Why it matters: Hackers typically only need a few days to find a way to exploit a newly discovered security vulnerability — leaving the organizations that are slow to patch at high risk for an attack.
- Installing a patch sounds relatively easy, but a good patching program often requires more resources than most companies realize are needed.
By the numbers: 28% of respondents take as much as three weeks to patch a critical security vulnerability.
- Another 20% says their organizations take up to a month, according to the survey.
- Synopsys conducted the survey of 1,000 IT professionals across the U.S., U.K., France, Finland, Germany, China, Singapore and Japan.

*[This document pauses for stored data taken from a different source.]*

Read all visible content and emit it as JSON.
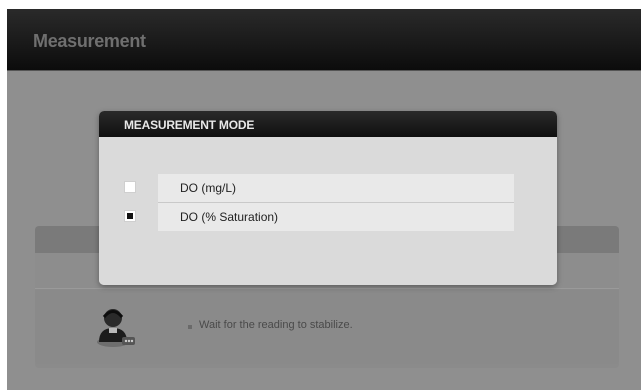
{
  "app": {
    "title": "Measurement"
  },
  "dialog": {
    "title": "MEASUREMENT MODE",
    "options": [
      {
        "label": "DO (mg/L)",
        "selected": false
      },
      {
        "label": "DO (% Saturation)",
        "selected": true
      }
    ]
  },
  "background": {
    "info_text": "Wait for the reading to stabilize.",
    "avatar_icon": "user-headset-icon"
  },
  "colors": {
    "titlebar": "#1a1a1a",
    "dialog_header": "#111111",
    "dialog_body": "#dadada",
    "screen_bg": "#8f8f8f"
  }
}
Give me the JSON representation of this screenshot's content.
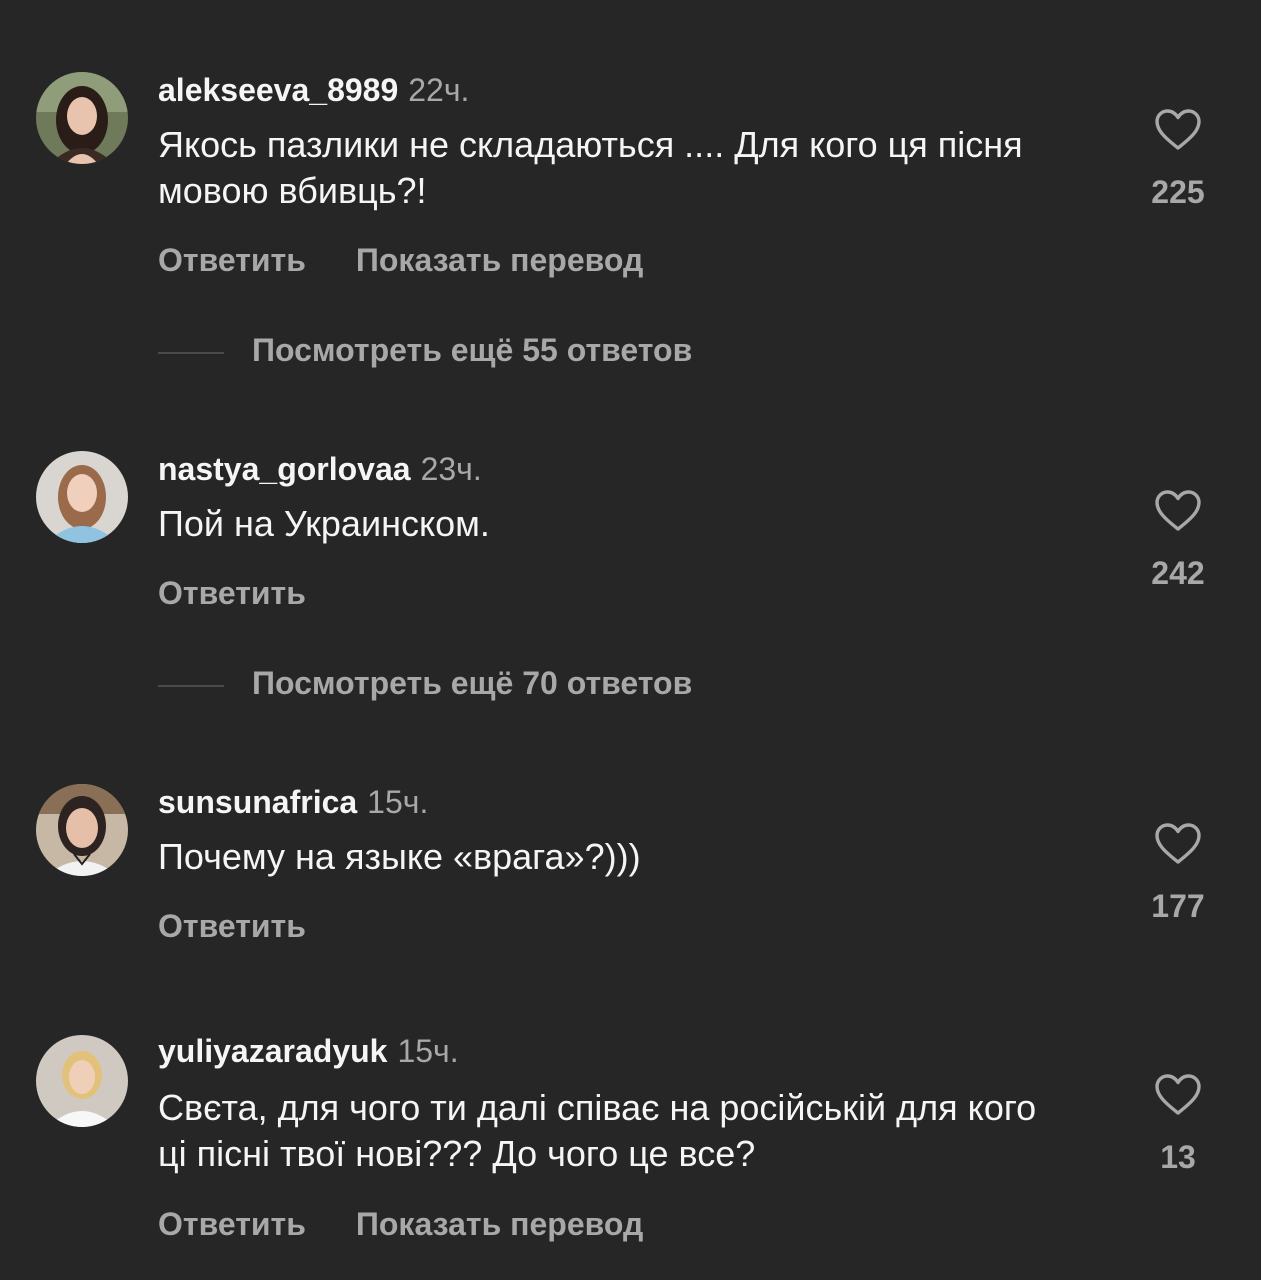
{
  "comments": [
    {
      "username": "alekseeva_8989",
      "time": "22ч.",
      "text": "Якось пазлики не складаються .... Для кого ця пісня мовою вбивць?!",
      "reply_label": "Ответить",
      "translate_label": "Показать перевод",
      "likes": "225",
      "view_replies": "Посмотреть ещё 55 ответов"
    },
    {
      "username": "nastya_gorlovaa",
      "time": "23ч.",
      "text": "Пой на Украинском.",
      "reply_label": "Ответить",
      "likes": "242",
      "view_replies": "Посмотреть ещё 70 ответов"
    },
    {
      "username": "sunsunafrica",
      "time": "15ч.",
      "text": "Почему на языке «врага»?)))",
      "reply_label": "Ответить",
      "likes": "177"
    },
    {
      "username": "yuliyazaradyuk",
      "time": "15ч.",
      "text": "Свєта, для чого ти далі співає на російській для кого ці пісні твої нові??? До чого це все?",
      "reply_label": "Ответить",
      "translate_label": "Показать перевод",
      "likes": "13"
    }
  ],
  "icons": {
    "like": "heart-outline-icon"
  },
  "colors": {
    "background": "#262626",
    "primary_text": "#f5f5f5",
    "secondary_text": "#a8a8a8"
  }
}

What they're saying: "There are multiple different factors involved when it comes to patching, and it's very time consuming," Kimm Yeo, senior solutions manager at Synopsys' software integrity group, told Axios.
- "There are a lot of vulnerabilities sitting in the backlog," she added. "How do you know this is critical enough that you need to give it top priority, especially when there's a lack of security experts or insights into the vulnerability itself?"
The big picture: Much of the modern internet is built on insecure code that's ripe for security vulnerabilities.
- That's partly because of the coding languages some products use, such as less-secure languages like Java and Python.
- And it's also because security can be an afterthought when developers are trying to meet tough production deadlines.
Zoom in: Poor patching is one of the most popular cyber misconfigurations that the nation's top hacking teams see, according to a joint advisory from the NSA and the Cybersecurity and Infrastructure Security Agency last week.
Threat level: Both cybercriminal organizations and nation-state hacking groups benefit from slow patching cadences.
- Banking on slow patching programs, Russian state-backed hackers have found success exploiting so-called "N-day" vulnerabilities — or security flaws that are already publicly known and may have patches available to fix them, according a recent Microsoft report.
- Hackers are have been exploiting a vulnerability in open-source logging tool Log4j nearly two years after its discovery.